Deshalb haben wir dort an einem unserer Lieblingsorte in der Stadt jetzt mal einen Europa-Gipfel zusammengetrommelt, na ja, einen im entsprechenden Maßstab.

Auch Ortsheimatpflegerin Claudia Helmholz ist heute dabei, dazu Bezirksbürgermeisterin Julia Kark. Die hat gleich ihren Freund Henning Hofmann mitgebracht, Bezirksbürgermeister in Hannovers Stadtbezirk Buchholz-Kleefeld. Von Hannover und Braunschweig kann man immerhin lernen, wie man in Europa trotz verschiedener Ansichten über Fußball und Politik leidlich Frieden halten kann.

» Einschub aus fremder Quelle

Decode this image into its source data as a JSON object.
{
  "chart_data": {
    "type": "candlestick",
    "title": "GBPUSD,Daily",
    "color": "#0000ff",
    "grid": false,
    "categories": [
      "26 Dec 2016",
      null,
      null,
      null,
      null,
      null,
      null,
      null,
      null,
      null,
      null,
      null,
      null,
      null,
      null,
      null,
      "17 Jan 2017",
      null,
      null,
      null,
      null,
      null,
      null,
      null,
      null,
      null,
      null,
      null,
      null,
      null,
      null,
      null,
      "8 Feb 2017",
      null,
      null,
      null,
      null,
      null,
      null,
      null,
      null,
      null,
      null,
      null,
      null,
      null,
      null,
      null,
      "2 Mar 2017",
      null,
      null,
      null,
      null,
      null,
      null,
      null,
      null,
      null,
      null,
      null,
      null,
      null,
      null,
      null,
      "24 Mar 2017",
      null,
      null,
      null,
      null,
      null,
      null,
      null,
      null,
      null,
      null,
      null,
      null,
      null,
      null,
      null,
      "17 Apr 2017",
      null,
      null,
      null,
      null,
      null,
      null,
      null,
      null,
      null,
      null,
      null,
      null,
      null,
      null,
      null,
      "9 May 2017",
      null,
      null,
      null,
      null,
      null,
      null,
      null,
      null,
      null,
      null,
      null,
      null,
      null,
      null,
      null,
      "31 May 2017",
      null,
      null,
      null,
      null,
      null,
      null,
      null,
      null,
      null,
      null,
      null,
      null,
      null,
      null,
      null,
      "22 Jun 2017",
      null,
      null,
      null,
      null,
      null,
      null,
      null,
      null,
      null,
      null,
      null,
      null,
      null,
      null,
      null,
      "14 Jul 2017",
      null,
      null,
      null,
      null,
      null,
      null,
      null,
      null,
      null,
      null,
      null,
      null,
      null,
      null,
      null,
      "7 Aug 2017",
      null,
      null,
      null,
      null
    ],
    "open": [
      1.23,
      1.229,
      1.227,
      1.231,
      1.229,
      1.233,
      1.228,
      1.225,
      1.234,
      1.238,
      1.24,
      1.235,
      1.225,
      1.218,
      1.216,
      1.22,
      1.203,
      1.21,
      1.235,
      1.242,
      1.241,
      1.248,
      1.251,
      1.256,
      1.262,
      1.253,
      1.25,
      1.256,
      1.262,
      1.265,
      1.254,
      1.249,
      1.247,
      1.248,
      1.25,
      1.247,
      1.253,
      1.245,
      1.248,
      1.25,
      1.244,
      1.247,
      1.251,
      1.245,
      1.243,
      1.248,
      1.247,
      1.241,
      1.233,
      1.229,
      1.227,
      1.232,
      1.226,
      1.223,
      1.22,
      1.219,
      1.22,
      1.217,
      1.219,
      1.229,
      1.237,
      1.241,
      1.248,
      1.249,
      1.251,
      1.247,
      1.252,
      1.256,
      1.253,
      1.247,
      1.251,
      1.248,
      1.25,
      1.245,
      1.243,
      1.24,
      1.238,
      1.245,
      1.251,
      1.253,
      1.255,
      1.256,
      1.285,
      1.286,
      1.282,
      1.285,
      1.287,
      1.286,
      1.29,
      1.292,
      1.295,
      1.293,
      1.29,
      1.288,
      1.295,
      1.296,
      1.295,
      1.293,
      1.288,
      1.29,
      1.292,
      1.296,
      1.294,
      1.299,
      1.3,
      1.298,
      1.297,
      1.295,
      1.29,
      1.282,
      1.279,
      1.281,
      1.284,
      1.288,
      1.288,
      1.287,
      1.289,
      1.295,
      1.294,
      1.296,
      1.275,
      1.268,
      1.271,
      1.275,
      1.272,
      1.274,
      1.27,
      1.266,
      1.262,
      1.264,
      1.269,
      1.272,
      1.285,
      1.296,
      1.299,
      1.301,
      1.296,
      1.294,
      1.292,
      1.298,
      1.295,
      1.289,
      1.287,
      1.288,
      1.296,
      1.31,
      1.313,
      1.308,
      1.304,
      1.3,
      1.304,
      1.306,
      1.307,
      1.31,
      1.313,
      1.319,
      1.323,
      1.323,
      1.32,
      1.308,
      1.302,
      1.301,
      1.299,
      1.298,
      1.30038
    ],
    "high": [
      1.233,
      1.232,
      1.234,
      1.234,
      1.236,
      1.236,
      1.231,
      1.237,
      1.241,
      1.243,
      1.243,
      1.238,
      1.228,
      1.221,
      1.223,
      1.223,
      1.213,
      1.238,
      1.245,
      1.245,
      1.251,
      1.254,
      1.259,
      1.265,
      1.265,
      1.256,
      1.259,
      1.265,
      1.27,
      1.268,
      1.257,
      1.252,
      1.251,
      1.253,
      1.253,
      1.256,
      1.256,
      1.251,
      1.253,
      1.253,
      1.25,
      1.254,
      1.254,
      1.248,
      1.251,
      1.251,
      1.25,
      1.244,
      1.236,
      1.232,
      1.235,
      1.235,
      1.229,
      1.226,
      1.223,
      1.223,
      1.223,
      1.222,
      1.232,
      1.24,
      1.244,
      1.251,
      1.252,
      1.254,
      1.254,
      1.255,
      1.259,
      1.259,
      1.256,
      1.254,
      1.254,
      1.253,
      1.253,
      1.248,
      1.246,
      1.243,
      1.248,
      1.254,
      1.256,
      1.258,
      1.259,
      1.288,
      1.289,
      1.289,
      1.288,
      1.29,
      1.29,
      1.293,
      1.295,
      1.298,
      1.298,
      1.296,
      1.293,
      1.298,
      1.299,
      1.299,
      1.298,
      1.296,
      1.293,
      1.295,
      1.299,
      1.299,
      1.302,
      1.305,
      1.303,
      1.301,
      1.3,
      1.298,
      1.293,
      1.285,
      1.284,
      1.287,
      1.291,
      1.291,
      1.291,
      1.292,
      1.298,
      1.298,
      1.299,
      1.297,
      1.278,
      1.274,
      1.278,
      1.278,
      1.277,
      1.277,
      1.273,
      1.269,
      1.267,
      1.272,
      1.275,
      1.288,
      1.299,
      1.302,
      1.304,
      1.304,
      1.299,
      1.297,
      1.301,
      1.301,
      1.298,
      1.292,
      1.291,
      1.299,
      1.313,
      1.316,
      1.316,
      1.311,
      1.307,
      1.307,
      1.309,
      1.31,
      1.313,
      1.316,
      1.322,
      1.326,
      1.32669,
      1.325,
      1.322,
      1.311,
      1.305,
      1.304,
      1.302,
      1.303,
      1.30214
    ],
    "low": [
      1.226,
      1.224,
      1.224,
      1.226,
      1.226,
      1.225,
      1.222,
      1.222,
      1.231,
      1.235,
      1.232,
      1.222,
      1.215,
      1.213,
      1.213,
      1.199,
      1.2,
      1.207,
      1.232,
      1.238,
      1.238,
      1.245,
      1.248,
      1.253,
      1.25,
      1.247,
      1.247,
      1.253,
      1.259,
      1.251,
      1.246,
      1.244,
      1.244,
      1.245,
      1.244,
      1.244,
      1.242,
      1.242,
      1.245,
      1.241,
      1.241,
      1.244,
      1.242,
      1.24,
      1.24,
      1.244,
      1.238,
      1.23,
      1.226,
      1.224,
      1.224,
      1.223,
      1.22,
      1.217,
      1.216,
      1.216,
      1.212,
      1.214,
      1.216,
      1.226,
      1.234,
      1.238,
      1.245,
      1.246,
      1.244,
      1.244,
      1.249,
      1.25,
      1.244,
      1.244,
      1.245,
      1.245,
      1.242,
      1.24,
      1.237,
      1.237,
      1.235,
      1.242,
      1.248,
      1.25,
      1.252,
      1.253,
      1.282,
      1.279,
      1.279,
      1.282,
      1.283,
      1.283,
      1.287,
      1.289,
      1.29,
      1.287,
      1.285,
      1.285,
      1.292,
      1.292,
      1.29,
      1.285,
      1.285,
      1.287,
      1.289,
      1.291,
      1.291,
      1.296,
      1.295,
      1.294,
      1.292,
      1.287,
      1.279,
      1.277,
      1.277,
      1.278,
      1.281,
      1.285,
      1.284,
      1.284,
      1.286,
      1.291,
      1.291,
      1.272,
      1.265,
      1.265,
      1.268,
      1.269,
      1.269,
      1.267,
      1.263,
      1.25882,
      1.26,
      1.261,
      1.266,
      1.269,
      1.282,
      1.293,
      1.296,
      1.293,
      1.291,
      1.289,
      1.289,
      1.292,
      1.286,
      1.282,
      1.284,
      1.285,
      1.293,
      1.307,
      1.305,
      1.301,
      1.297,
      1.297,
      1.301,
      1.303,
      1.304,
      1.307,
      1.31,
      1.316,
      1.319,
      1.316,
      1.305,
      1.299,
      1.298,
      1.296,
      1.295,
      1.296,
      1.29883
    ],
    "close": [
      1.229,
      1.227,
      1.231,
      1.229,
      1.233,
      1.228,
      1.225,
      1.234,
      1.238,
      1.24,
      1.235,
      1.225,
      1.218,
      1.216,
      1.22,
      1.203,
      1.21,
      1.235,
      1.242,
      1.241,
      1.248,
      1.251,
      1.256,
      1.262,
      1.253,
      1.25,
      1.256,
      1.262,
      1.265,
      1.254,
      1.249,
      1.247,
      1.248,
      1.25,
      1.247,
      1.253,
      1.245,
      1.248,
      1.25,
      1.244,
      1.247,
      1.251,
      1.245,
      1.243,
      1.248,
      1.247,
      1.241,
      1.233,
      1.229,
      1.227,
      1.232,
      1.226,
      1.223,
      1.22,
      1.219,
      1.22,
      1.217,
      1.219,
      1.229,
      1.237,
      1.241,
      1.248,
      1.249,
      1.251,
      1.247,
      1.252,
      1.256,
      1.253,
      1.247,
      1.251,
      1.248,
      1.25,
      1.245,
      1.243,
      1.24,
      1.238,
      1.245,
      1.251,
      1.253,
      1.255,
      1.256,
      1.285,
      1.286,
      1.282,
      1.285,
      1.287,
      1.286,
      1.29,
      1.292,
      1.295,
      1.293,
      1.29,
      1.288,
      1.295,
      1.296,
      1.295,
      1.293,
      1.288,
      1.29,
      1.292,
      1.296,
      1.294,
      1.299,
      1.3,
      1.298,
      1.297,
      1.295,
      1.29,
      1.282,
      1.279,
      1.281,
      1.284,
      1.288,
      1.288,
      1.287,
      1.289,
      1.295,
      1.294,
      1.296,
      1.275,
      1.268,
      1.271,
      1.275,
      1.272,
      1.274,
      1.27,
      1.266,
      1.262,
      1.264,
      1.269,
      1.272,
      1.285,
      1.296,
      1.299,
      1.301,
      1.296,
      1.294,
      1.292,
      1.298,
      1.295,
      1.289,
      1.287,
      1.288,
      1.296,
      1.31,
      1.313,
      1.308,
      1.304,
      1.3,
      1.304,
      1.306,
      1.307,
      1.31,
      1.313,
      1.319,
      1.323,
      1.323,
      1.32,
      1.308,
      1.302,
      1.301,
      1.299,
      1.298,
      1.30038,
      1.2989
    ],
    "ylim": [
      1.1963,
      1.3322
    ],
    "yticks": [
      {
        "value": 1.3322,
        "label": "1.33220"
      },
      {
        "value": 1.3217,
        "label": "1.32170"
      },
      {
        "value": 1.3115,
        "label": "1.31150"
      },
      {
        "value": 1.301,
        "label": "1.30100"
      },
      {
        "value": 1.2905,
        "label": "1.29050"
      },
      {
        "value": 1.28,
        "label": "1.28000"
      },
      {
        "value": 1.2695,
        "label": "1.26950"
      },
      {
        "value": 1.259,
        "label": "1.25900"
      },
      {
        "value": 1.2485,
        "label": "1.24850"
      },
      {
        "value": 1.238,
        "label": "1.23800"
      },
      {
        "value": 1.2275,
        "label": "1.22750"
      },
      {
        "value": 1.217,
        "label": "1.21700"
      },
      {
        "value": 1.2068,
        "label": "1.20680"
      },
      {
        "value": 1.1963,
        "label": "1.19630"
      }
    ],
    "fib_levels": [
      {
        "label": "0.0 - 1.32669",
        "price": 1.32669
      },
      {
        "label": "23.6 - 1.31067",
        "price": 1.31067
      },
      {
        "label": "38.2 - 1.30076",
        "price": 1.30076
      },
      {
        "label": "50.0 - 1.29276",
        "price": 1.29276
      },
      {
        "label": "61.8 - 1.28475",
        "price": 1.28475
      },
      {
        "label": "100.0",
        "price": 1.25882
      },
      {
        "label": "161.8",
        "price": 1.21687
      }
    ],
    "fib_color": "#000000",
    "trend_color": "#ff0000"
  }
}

Europa-Veteran Edmund Heide hat Mitstreiter Johannes Wolframm an seiner Seite. Für beide ist wichtig, dass die überparteiliche Europa-Union mit Veranstaltungen, Aktionen für Schüler, Schulwettbewerben, Diskussionen und Infoständen Lobbyarbeit in Sachen EU und Demokratie leistet.

Und für die Bezirksbürgermeisterin, die uns eine neue Pflanzschale mit Heidekraut auf dem Europaplatz zeigt, ist Stiddien eben auch der Ort für ein klares Statement, gerade jetzt: „Gerade in der heutigen zeit, wo Europa schwankt und viele Probleme in der Welt aufkommen, da ist es wichtig, dass wir hier in Stiddien an den Zusammenhalt der Menschen erinnern“, sagt sie.

So fängt große Politik immer im Kleinen an. Mit Bürgerengagement wurden jetzt übrigens kleinere Schäden, die nächtens auf dem Europaplatz angerichtet worden waren, wieder beseitigt. War da was? Schwamm drüber.